Oh, but here’s the catch: there’s no pay.
This won’t stop dozens – perhaps hundreds – of people spending time on carefully crafted ‘competition entries’, in the hope of winning the ‘great opportunity’ to provide free content for their local paper. It’s not their fault – it’s the paper’s. Because as long as there are businesses and publications who expect something for nothing, there will be people willing to do it. People just starting out. People who aren’t yet confident enough of their own abilities to demand a fee. People who deserve better.
Local papers struggle with budget constraints and free content is essential to editors. That’s why well-written press releases will often find a place, and thinly-veiled ‘advertorials’ fill the middle pages. Columnists are different. Columnists are, in my view, the life-blood of a newspaper or magazine. A witty or insightful columnist can carry an entire publication: it can be the page readers turn to first, or even the sole reason they pick up a copy. To openly seek someone to carry out this role for nothing is insulting to anyone who writes for a living. It undermines the very foundations of our profession and is in direct breach of NUJ guidelines. It suggests that words have no value, and that the Gloucester Citizen puts no value on its own content. Why would anyone pick up a newspaper like that?
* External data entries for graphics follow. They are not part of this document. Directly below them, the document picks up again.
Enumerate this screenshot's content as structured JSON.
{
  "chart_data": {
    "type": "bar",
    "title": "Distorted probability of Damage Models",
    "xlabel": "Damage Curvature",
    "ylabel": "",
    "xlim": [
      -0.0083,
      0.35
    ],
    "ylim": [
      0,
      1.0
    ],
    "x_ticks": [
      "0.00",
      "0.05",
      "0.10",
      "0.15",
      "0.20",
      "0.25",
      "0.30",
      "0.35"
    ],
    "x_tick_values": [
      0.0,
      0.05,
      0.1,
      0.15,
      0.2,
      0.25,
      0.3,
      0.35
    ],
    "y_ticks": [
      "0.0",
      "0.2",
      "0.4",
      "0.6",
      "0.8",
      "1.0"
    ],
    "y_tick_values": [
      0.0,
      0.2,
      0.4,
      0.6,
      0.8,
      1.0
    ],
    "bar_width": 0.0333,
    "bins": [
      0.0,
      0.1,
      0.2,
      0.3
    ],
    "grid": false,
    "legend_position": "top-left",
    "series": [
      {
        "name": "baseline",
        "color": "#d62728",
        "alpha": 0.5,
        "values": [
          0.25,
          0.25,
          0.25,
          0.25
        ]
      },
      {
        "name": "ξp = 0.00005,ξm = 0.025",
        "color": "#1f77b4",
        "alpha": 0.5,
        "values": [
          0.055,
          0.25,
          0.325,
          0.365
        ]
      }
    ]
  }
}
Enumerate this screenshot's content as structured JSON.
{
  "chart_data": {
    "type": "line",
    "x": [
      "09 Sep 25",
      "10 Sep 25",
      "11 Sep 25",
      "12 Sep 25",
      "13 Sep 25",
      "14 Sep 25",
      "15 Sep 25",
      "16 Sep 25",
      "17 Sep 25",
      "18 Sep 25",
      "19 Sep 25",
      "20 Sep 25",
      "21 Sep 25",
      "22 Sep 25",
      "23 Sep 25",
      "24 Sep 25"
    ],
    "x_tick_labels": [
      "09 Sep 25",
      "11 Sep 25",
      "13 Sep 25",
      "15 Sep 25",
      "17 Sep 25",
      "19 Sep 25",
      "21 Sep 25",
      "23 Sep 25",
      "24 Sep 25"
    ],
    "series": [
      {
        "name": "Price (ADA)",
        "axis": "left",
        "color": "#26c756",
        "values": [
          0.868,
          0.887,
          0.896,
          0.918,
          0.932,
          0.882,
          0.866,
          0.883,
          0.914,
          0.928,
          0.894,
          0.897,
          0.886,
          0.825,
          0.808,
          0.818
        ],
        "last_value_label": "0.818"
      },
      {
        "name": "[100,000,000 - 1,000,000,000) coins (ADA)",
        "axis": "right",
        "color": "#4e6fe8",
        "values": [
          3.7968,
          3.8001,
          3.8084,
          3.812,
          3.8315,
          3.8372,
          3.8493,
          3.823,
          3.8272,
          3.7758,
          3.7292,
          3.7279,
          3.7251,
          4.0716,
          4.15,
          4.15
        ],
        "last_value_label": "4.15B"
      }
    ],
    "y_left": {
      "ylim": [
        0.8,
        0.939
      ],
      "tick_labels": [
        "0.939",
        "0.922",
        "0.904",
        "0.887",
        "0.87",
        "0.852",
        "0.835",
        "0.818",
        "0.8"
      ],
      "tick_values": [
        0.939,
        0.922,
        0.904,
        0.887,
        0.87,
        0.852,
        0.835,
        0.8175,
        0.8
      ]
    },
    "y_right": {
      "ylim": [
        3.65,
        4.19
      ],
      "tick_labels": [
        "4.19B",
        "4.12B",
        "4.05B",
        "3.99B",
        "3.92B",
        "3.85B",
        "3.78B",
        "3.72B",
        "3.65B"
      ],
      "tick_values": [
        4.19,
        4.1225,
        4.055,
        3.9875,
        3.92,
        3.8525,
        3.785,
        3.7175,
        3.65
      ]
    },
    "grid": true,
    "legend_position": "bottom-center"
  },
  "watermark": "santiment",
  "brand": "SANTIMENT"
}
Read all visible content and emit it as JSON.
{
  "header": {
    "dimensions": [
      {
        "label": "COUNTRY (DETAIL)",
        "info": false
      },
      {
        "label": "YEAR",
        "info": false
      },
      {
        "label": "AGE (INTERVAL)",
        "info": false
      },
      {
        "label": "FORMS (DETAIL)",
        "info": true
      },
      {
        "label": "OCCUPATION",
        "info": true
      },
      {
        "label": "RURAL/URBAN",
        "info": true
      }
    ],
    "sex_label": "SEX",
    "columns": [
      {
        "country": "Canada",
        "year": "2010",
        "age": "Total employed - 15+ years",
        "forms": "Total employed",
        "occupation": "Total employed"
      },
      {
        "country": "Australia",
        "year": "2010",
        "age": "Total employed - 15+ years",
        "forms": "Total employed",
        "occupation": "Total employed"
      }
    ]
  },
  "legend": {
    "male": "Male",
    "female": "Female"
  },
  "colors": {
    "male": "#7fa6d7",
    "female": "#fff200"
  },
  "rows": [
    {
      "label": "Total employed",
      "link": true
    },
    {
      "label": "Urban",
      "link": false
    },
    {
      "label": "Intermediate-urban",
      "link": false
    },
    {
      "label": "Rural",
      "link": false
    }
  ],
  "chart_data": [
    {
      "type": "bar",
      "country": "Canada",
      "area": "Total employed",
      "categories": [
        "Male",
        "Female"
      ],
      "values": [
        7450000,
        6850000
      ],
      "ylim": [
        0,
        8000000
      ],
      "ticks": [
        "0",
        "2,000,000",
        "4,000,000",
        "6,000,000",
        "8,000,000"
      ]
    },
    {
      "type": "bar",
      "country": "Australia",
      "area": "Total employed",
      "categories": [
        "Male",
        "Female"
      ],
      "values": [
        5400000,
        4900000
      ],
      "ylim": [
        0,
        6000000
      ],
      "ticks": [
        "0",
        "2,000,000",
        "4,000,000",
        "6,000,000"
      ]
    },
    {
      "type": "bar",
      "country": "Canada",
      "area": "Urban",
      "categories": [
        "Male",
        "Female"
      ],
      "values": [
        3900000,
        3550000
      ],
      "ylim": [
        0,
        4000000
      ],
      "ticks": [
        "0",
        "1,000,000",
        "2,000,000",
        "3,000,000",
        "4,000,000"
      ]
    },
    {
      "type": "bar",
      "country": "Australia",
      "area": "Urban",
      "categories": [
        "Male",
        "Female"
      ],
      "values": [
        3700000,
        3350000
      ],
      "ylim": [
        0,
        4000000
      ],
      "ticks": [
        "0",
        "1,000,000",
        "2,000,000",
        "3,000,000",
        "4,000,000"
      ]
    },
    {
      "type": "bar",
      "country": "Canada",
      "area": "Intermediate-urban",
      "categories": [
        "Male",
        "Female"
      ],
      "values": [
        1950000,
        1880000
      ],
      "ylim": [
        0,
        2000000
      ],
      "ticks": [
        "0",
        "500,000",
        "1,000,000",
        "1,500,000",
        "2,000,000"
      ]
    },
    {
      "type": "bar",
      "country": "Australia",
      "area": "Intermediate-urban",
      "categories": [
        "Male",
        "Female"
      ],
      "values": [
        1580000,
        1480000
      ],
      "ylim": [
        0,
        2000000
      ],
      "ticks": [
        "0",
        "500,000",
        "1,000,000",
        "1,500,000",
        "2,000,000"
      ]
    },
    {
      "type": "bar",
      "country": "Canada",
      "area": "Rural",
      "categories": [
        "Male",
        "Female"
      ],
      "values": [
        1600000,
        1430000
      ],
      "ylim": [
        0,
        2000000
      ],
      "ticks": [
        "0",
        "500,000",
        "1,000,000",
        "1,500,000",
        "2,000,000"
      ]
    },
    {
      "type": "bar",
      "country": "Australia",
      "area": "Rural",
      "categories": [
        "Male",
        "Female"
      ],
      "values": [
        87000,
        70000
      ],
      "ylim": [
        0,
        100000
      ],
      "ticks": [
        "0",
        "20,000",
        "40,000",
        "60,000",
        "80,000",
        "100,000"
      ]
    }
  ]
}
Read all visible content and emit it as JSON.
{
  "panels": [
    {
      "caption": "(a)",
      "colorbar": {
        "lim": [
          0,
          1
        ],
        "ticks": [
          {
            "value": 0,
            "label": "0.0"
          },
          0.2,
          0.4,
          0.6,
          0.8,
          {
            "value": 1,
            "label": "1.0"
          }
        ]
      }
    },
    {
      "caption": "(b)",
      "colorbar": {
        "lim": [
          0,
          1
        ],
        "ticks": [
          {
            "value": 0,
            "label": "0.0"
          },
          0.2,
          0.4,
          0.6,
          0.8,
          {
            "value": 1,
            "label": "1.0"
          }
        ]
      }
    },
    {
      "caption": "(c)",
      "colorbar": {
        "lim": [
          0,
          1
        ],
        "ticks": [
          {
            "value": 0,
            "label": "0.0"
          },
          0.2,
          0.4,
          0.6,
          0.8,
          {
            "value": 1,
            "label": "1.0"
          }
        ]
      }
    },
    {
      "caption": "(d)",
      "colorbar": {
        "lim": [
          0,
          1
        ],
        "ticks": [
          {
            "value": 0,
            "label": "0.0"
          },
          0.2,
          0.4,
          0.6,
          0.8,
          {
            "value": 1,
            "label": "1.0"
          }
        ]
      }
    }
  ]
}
I’m not completely against the idea of writing for free: in fact, I think there are times when it is an extremely astute move. But the ball should be firmly in the writer’s court. I have just written a 200-word column for a police newsletter. For free. I did it because it took me half an hour, and because it gave me an opportunity to promote my forthcoming book to a directly relevant audience. That’s it. I don’t write my Cotswold Life column for free. I don’t write articles for free. I don’t write for businesses for free. Because quality content has a value. And because, however it’s sold to you, ‘great opportunities’ don’t pay the bills.